Israel is in a region where the drone threat has long ceased to be abstract. However, fiber optic drones create a new level of complexity because it is no longer enough to rely on classic electronic suppression schemes against them.

This means that in the future, armies will have to combine several types of protection simultaneously: detection, tracking, rapid interception, and technological flexibility. Those who continue to prepare for the previous version of the threat risk being late.

Therefore, the Ministry of Defense’s appeal to industry, the private sector, and academia seems quite logical.

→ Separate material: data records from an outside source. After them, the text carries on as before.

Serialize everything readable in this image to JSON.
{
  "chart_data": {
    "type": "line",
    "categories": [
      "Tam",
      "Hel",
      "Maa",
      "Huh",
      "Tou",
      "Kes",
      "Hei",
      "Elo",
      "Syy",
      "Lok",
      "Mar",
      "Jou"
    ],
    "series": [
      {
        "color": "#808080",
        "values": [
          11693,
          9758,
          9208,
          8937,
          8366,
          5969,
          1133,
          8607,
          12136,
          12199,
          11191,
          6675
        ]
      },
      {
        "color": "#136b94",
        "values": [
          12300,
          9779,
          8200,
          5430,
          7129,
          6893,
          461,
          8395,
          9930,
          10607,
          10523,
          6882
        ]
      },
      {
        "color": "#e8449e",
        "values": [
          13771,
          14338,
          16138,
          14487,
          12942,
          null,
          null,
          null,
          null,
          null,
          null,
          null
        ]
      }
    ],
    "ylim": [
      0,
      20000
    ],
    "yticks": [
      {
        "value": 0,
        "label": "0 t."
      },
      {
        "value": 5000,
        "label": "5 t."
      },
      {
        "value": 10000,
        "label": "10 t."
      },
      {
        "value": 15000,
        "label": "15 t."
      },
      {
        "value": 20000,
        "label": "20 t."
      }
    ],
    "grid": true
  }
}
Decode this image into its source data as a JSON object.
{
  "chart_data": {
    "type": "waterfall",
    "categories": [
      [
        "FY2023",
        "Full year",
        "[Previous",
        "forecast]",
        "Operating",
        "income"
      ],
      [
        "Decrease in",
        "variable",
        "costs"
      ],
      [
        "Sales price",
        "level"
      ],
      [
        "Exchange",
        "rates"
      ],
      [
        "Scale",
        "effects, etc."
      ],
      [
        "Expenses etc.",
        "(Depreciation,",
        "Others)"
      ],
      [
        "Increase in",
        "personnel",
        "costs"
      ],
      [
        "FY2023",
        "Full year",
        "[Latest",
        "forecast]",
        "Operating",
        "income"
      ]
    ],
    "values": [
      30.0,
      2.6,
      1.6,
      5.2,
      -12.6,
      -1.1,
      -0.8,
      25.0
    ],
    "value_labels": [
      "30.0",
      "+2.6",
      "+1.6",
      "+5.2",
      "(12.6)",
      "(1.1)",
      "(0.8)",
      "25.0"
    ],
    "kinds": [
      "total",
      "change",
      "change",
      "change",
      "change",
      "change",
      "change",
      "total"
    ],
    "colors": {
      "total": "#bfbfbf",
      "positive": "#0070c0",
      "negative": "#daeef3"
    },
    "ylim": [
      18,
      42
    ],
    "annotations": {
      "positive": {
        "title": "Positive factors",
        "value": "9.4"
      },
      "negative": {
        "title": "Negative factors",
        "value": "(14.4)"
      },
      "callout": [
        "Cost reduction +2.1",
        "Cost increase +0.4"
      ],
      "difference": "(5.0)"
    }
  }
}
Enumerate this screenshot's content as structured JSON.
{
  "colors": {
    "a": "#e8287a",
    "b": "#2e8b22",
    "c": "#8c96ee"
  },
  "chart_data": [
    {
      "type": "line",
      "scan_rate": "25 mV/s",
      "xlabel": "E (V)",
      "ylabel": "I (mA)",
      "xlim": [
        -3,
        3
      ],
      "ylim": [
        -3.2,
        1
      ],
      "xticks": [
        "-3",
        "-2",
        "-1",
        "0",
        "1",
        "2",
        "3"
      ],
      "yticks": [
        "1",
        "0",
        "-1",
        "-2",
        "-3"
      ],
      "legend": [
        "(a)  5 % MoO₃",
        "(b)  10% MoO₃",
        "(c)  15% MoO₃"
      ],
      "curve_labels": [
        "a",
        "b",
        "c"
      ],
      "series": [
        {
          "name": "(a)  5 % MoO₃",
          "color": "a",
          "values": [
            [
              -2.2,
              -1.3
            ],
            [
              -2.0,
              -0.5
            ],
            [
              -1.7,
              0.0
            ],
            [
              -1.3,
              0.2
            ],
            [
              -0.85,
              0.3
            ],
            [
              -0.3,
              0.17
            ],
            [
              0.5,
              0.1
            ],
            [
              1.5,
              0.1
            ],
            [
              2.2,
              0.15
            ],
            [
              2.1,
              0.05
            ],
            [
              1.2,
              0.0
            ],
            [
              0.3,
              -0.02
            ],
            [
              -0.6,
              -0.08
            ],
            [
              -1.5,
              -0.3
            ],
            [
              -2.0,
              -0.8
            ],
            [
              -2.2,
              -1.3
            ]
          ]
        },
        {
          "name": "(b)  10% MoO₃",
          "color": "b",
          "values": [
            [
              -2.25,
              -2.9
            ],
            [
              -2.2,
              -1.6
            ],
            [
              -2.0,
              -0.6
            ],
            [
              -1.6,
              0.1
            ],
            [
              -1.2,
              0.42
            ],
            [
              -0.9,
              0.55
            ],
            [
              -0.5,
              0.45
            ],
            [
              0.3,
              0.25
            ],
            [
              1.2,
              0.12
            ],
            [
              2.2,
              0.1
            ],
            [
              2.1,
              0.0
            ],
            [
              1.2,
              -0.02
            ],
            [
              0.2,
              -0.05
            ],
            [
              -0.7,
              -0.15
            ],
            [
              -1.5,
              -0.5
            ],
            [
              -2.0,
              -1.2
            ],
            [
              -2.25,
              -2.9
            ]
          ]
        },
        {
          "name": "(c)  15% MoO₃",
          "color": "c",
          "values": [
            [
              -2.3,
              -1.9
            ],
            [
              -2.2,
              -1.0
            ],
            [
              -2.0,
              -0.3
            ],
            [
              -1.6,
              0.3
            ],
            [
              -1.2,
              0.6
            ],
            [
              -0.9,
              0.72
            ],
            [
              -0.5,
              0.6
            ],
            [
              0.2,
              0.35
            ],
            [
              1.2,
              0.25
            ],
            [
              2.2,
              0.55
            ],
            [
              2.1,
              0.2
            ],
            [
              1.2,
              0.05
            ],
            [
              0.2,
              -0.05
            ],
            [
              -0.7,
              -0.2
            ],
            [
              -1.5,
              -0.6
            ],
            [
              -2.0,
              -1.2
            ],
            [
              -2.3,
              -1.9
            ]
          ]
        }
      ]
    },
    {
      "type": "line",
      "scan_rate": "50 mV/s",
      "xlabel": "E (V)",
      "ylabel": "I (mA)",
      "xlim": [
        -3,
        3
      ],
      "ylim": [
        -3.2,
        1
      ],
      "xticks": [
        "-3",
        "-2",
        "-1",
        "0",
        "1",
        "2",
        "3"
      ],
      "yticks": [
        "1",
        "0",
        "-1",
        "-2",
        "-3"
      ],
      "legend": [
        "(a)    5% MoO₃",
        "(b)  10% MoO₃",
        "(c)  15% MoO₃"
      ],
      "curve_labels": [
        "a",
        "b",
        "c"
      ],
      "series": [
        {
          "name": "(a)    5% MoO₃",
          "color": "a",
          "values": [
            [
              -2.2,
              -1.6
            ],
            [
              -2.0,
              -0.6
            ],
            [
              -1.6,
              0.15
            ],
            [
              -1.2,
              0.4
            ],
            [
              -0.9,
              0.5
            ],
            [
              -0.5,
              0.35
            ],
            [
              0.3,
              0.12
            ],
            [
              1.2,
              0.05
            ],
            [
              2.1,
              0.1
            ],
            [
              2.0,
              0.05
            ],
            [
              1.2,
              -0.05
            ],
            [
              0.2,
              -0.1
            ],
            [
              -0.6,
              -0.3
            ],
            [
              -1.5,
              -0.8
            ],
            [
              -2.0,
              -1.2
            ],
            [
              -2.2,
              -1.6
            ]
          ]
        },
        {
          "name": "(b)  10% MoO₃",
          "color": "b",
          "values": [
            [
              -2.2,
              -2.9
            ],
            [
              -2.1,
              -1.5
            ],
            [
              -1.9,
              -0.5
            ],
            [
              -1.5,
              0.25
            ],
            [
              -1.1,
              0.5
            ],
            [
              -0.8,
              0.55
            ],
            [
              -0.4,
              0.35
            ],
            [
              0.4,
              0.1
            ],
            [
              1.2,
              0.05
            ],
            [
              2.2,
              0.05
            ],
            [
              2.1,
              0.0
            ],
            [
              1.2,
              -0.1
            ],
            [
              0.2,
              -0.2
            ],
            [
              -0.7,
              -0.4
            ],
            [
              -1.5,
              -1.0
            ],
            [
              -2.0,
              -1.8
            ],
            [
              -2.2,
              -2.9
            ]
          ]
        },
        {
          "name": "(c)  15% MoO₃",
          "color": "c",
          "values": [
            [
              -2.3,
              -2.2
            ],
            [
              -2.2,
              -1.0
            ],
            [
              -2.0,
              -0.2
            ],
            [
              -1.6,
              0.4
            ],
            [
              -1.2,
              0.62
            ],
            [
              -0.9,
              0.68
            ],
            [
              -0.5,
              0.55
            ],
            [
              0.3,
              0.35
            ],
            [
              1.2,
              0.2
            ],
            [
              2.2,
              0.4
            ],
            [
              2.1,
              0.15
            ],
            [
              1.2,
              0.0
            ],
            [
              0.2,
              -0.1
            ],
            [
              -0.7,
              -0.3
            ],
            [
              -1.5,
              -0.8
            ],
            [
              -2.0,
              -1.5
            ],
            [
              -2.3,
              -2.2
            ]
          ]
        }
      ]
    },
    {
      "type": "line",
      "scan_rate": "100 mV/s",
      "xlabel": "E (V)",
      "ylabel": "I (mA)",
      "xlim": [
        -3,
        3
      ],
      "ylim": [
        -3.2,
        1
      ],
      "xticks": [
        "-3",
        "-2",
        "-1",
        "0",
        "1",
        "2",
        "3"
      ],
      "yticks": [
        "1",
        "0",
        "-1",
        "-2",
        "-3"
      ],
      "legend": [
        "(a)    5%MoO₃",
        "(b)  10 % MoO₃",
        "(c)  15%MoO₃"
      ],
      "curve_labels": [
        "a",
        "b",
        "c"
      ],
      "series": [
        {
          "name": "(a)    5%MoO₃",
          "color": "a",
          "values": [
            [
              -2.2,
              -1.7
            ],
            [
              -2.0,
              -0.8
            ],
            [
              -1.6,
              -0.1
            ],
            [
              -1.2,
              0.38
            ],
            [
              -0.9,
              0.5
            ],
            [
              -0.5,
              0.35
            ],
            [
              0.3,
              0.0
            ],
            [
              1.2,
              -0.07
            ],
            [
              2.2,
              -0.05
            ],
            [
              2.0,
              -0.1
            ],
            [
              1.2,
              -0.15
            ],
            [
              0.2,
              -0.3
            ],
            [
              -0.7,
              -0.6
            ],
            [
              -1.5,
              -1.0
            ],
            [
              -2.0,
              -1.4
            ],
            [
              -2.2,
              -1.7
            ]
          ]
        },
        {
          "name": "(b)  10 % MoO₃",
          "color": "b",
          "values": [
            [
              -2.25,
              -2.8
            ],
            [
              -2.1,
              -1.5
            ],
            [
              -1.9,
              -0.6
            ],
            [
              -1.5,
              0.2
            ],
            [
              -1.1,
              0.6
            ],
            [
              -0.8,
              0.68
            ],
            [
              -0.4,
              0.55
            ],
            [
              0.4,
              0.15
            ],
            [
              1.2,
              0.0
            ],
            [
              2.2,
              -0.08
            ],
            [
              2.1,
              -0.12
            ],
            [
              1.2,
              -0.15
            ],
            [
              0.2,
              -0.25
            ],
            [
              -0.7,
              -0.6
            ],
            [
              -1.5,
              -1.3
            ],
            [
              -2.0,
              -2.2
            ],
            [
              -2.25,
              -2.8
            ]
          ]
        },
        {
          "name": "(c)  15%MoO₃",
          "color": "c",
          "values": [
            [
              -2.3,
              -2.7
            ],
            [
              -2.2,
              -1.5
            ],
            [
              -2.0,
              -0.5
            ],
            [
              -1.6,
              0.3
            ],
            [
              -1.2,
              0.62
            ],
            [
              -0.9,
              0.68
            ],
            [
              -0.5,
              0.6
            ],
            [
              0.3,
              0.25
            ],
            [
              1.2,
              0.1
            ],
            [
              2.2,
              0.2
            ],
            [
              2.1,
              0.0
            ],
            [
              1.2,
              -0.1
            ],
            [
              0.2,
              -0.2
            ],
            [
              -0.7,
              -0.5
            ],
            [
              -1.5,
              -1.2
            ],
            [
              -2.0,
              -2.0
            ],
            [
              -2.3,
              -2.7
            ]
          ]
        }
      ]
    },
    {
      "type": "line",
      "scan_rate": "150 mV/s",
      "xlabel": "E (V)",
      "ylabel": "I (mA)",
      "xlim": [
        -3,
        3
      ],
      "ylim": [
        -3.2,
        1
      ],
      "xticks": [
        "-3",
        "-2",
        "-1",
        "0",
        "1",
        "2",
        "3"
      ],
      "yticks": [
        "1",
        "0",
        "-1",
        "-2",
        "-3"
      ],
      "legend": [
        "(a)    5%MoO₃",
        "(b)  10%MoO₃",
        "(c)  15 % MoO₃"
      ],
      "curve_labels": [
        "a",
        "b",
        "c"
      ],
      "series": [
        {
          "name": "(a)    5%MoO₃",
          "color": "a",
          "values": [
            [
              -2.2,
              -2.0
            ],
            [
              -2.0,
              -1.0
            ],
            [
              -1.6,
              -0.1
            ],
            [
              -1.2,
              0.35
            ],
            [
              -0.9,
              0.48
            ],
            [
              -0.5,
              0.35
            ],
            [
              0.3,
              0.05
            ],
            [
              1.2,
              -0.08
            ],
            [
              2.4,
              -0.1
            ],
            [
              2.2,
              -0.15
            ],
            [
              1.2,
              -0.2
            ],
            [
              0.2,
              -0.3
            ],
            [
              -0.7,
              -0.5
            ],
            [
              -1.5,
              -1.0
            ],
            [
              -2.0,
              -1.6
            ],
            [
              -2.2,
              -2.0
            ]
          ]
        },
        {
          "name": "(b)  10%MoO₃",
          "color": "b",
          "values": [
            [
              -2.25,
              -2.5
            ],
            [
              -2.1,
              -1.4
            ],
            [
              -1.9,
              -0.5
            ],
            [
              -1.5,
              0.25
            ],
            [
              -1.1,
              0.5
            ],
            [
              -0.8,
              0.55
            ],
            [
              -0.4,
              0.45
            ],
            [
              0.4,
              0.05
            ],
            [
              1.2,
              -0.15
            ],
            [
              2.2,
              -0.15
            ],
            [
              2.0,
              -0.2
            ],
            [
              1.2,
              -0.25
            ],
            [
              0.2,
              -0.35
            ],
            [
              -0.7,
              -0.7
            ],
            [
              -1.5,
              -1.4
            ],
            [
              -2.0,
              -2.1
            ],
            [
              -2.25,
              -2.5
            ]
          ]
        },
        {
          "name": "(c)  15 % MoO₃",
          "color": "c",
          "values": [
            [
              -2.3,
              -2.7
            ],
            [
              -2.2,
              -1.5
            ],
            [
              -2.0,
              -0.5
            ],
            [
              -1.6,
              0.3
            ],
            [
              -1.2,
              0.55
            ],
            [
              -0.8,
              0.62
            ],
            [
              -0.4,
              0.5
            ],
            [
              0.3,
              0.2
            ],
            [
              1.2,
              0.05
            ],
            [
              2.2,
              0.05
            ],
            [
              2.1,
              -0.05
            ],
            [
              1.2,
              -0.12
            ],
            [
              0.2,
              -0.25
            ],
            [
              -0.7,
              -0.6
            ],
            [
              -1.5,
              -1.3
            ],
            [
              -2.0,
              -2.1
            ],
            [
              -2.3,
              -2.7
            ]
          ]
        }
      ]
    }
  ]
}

Israel is trying not to wait until the new technology becomes a widespread problem in its own region but to find an answer in advance to a challenge that has already been tested in another war.

What changes after this news

The main conclusion is that modern warfare is increasingly less dependent only on expensive and large systems and more on cheap, mass, flexibly adaptable solutions. This is exactly what Ukraine showed, where drones became not an auxiliary element but one of the central tools of combat.

For Israel, this means the need to look at the Ukrainian experience without distance and complacency. If the technology has already proven its effectiveness in the conditions of a major war, sooner or later other players will begin to take it into account.

Therefore, the current request from the Ministry of Defense is not just a technical procedure. It is a sign that Israel is trying to learn lessons in advance and does not want to face a new threat when there is no time left for adaptation.